A Profession of Faith
There’s a moment in most mentor/apprentice stories, usually toward the end of the tale, where the wiser, more experienced elder quietly acknowledges the hard-earned success of his or her younger protege. It’s a bit of a cliche, but writers use it because it works; whichever role we fill, most of us can relate.
But the reverse scenario — a student moved by the achievements of his teacher — doesn’t lend itself so readily to words, which is why I’m struggling to find the right ones to describe how happy I am for Joe Schuster.
For an all-too-brief period (which happened to overlap with the day he started the novel that became The Might Have Been), Joe Schuster was my instructor, academic advisor, and — inconceivably, to me — my advocate. He’s not the reason I am a writer; he’s the reason I try to be a better one.
"I’ve known people who get to a certain age and are consumed with regret and bitterness about the way their lives have turned out; it sometimes becomes the main fact of their lives at that point. When I thought about what I wanted to do in my own life and hadn’t to that point — I wanted to write novels.
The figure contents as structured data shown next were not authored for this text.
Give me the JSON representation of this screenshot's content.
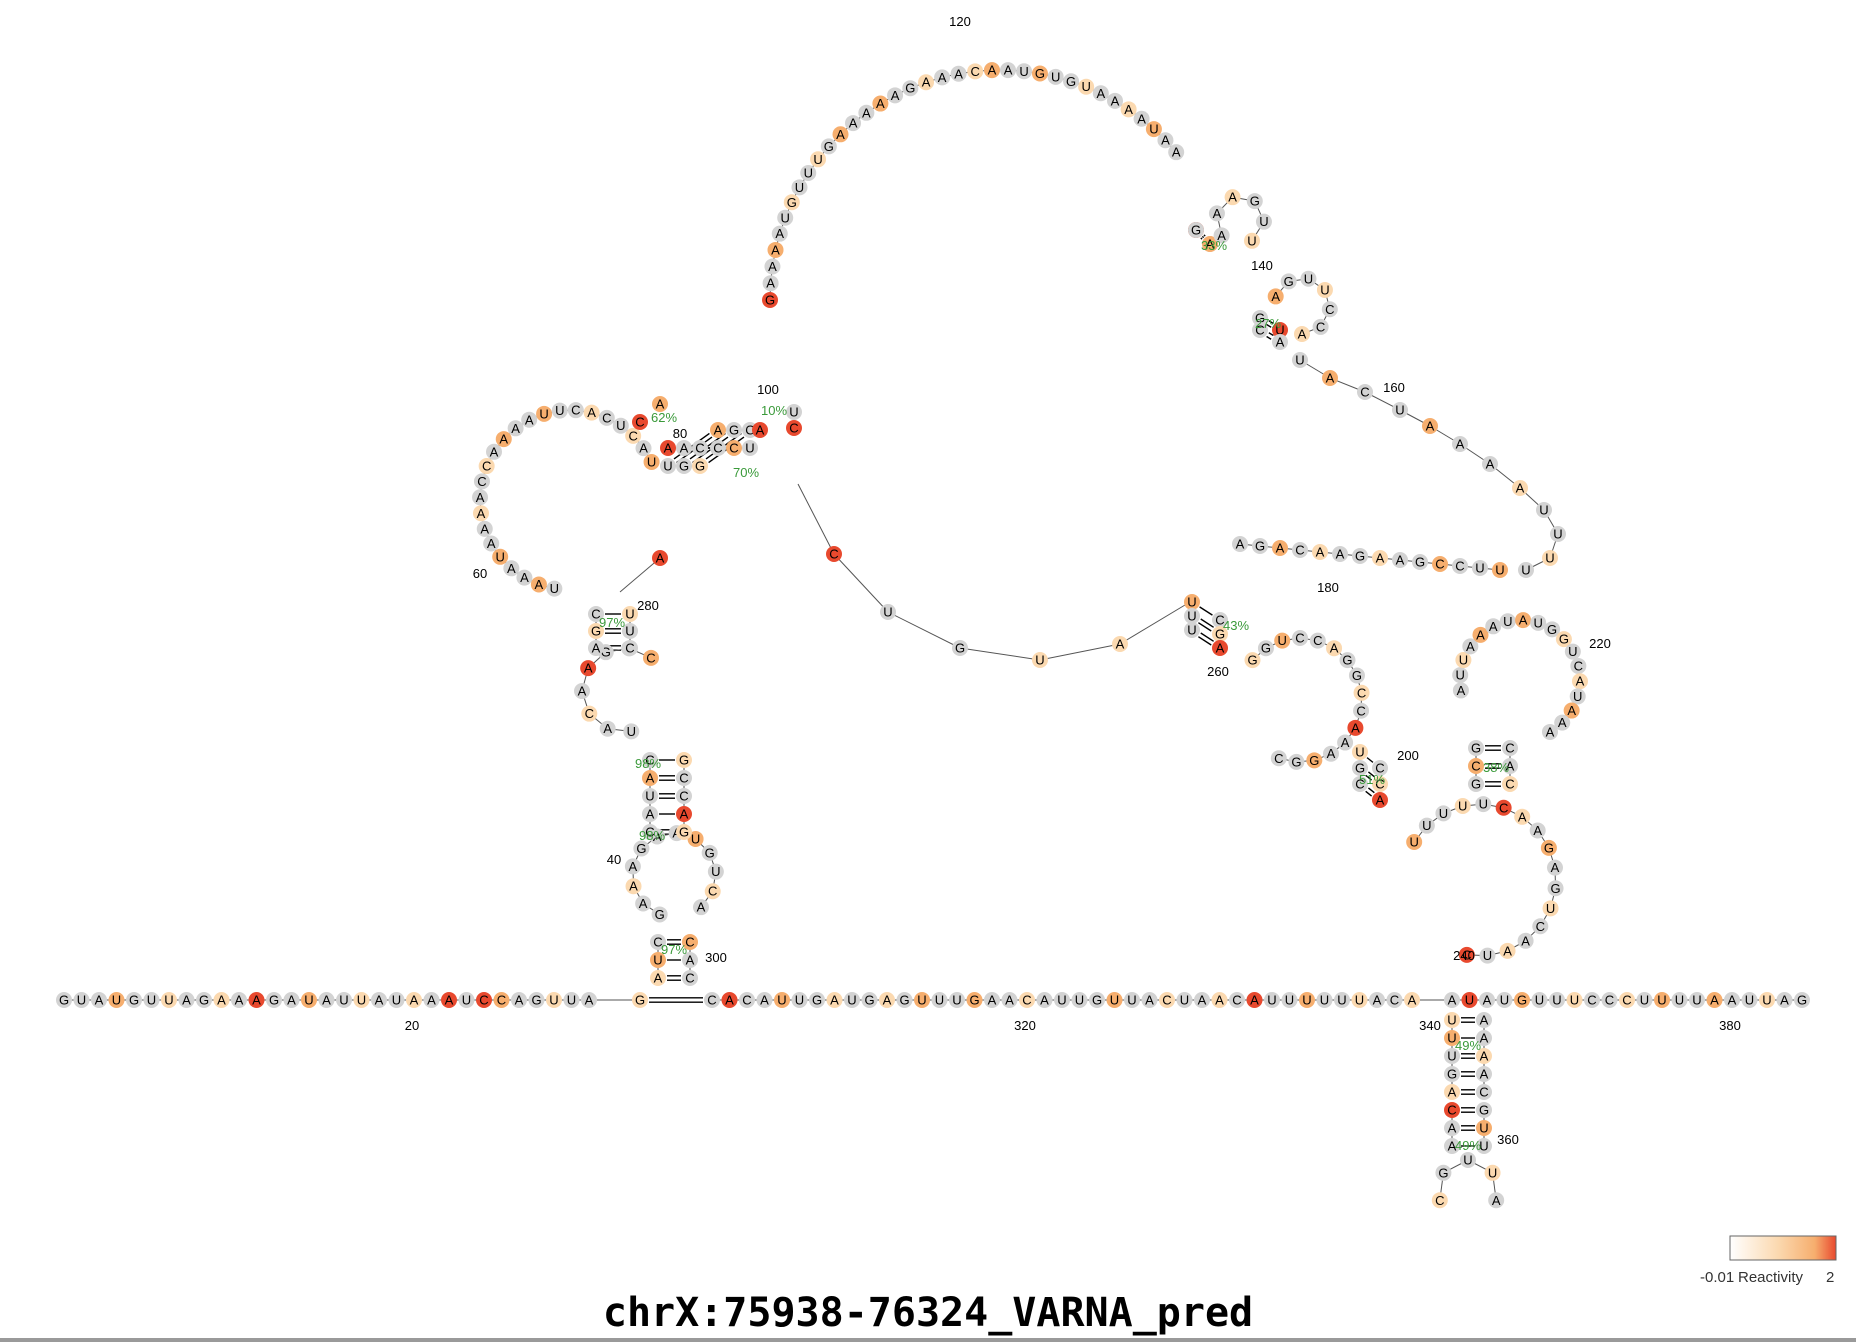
{
  "title": "chrX:75938-76324_VARNA_pred",
  "colors": {
    "low": "#d3d3d3",
    "mid": "#fbd9b0",
    "midhigh": "#f6ae6e",
    "high": "#e8492e",
    "pct": "#3a9a3a",
    "line": "#555555"
  },
  "legend": {
    "min_label": "-0.01",
    "label": "Reactivity",
    "max_label": "2"
  },
  "diagram": {
    "bases_5prime": "GUAUGUUAGAAAGAUAUUAUAAAUCCAGUUAG",
    "bases_3prime": "CACAUUGAUGAGUUUGAACAUUGUUACUAACAUUUUUUACAAUAUGUUUCCCUUUUAAUUAG",
    "position_labels": [
      "20",
      "40",
      "60",
      "80",
      "100",
      "120",
      "140",
      "160",
      "180",
      "200",
      "220",
      "240",
      "260",
      "280",
      "300",
      "320",
      "340",
      "360",
      "380"
    ],
    "pair_percentages": [
      "97%",
      "98%",
      "98%",
      "97%",
      "62%",
      "70%",
      "10%",
      "33%",
      "27%",
      "43%",
      "51%",
      "38%",
      "49%",
      "49%"
    ],
    "loop_bases": {
      "main_arc_left": "AGAAUGUUUGAAAAGAAAGC",
      "main_arc_top": "AAUGUGUAAAAUAAAUAAGG",
      "hairpin_140": "AAAGUU",
      "hairpin_150": "AGUUCCA",
      "loop_160": "UACUAAAAUUUUCUUCC",
      "hairpin_220": "AAAUAUGGUCAUAAA",
      "loop_240": "AACGUACGAAACUUUU",
      "loop_260": "CAAAGGGUCCAGGC",
      "loop_60": "ACCAAAAUUAAAUACUCA",
      "hairpin_360": "CGUUA"
    }
  }
}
I had no idea whether what I wrote would get published, but I knew that if I didn’t at least work as hard as I could to write the best novel I could, I might turn out to be one of those people who were filled with regret. I didn’t want to do that, and so the only way I knew I could avoid it was to keep working at the novel. It might not end up published, I thought, but at least if I finished it, I wouldn’t wake up one day years down the road and think about how I hadn’t even tried to do what I wanted to do."
Joe had faith in me, and that will always mean more to me than any grade or advice I received from him; but it means even more to me that he had faith in himself.